Ver.di und IG Metall: Krise wirkt sich unterschiedlich aus

Wo kein Geld da ist, kann man auch keins verteilen - das scheint zunächst eine einfache Rechnung zu sein. Für Ver.di würde es aber bedeuten, das siebte Jahr in Folge sinkende Löhne hinzunehmen. Davor warnt auch Reinhard Bispinck von der Hans-Böckler-Stiftung des Deutschen Gewerkschaftsbundes: "In Deutschland haben wir die Gefahr eines Preisverfalls. Den kann man natürlich nicht mit einer Nulllinie bei den Lohnerhöhungen bekämpfen."

Berthold Huber (Foto: AP)
Berthold Huber setzt auf pragmatische Forderungen

Berthold Huber geht es aber nicht in erster Linie ums Sparen. Sein Ziel ist vor allem, Arbeitsplätze in seinem Sektor zu sichern. Deshalb fordert er Realitätsnähe. Einbußen im Export, Arbeitsplatzabbau, Kurzarbeit - die arg gebeutelte Industrie steht in der Krise deutlich schlechter da als der Dienstleistungssektor.

Gewerkschaften nicht generell zerstritten

Streit hin, Streit her: Ein generelles Problem zwischen den beiden großen Gewerkschaften sieht Bispinck nicht. "Die DGB-Gewerkschaften sind schon immer autonom gewesen und das wird auch so bleiben", sagt Bispinck. Den Unterschied in der Akzentsetzung für die nächste Tarifrunde möchte er nicht überbewerten.

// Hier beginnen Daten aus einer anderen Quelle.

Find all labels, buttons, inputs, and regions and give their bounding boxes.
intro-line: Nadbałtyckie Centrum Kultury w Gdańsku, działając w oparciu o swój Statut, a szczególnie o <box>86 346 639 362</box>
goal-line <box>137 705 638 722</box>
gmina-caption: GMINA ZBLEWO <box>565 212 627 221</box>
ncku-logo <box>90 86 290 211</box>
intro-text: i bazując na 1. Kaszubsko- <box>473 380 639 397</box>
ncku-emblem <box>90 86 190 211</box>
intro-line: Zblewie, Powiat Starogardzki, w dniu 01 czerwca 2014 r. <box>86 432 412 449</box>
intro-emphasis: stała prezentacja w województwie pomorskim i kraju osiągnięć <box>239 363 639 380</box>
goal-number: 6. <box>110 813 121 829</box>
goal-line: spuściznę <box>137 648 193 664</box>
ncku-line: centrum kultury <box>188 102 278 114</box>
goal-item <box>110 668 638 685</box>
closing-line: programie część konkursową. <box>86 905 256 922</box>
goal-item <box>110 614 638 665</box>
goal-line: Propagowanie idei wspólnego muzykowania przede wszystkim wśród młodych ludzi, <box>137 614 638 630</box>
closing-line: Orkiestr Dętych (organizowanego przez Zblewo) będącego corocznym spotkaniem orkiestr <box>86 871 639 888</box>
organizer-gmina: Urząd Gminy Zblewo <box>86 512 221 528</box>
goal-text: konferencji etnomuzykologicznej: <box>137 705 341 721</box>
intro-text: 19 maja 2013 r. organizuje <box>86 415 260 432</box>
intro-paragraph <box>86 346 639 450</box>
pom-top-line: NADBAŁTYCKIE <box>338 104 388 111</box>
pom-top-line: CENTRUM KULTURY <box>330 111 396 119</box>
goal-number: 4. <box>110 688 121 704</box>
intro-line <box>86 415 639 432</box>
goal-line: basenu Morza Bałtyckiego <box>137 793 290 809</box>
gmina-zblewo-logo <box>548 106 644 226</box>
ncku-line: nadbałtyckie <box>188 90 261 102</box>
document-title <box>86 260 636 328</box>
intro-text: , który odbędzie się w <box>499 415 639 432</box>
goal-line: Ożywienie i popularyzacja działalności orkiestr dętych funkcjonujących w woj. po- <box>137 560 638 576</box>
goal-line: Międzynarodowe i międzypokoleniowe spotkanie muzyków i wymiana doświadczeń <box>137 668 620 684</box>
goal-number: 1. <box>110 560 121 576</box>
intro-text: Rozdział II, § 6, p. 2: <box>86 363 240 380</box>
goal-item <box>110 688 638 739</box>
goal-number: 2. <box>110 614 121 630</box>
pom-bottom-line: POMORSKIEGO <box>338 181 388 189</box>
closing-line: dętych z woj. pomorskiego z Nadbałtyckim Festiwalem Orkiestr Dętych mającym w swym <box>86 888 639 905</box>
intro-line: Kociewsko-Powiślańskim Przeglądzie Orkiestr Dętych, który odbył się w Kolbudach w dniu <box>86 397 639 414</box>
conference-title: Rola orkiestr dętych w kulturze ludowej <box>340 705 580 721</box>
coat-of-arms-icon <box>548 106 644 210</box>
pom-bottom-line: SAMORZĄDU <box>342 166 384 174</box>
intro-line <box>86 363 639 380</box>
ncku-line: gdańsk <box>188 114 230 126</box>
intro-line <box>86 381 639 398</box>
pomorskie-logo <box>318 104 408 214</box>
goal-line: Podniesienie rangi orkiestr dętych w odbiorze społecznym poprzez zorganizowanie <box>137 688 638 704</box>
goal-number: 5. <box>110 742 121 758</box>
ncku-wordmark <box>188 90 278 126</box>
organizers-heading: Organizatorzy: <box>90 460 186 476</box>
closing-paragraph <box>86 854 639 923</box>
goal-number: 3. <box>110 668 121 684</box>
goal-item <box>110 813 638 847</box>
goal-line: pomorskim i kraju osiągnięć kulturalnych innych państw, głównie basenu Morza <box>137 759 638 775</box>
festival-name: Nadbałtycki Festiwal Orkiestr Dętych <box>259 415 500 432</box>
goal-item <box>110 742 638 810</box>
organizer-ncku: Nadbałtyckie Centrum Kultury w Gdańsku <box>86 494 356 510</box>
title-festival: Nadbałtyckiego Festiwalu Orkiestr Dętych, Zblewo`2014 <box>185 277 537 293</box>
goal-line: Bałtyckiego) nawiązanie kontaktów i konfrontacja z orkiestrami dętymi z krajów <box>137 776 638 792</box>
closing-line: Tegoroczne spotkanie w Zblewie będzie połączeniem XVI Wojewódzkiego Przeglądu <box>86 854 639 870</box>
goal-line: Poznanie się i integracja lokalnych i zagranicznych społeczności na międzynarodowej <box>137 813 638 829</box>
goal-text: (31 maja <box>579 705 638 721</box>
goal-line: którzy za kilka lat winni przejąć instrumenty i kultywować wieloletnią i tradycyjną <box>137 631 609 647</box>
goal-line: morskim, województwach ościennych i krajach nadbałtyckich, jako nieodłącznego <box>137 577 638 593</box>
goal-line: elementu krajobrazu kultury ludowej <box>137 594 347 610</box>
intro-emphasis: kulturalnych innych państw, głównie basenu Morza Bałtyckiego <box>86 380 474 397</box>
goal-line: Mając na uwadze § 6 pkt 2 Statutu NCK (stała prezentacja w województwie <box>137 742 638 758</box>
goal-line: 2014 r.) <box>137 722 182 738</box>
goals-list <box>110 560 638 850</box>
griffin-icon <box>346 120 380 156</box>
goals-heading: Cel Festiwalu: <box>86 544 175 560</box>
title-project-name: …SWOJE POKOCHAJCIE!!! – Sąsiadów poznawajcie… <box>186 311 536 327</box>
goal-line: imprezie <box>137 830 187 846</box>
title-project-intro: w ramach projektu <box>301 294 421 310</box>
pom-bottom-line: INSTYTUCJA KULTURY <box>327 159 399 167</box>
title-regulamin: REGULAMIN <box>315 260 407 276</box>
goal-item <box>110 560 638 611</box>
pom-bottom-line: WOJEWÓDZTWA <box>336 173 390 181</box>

Die jüngsten Konjunkturdaten aus den USA und die Stabilisierung des deutschen Arbeitsmarktes geben Anlass zur Hoffnung, dass die Krise vielleicht langsam ein Ende findet. Dann werden sich auch die Positionen der Gewerkschaften wieder annähern. Claus Schnabel prognostiziert: "Wenn die Krise vorbei ist, wird auch die IG Metall wieder einen größeren Schluck aus der Pulle nehmen. Jetzt geht es aber erst mal darum, Arbeitsplätze zu sichern." Denn wenn es keine Arbeitnehmer gibt, hat die Gewerkschaft auch keine Mitglieder.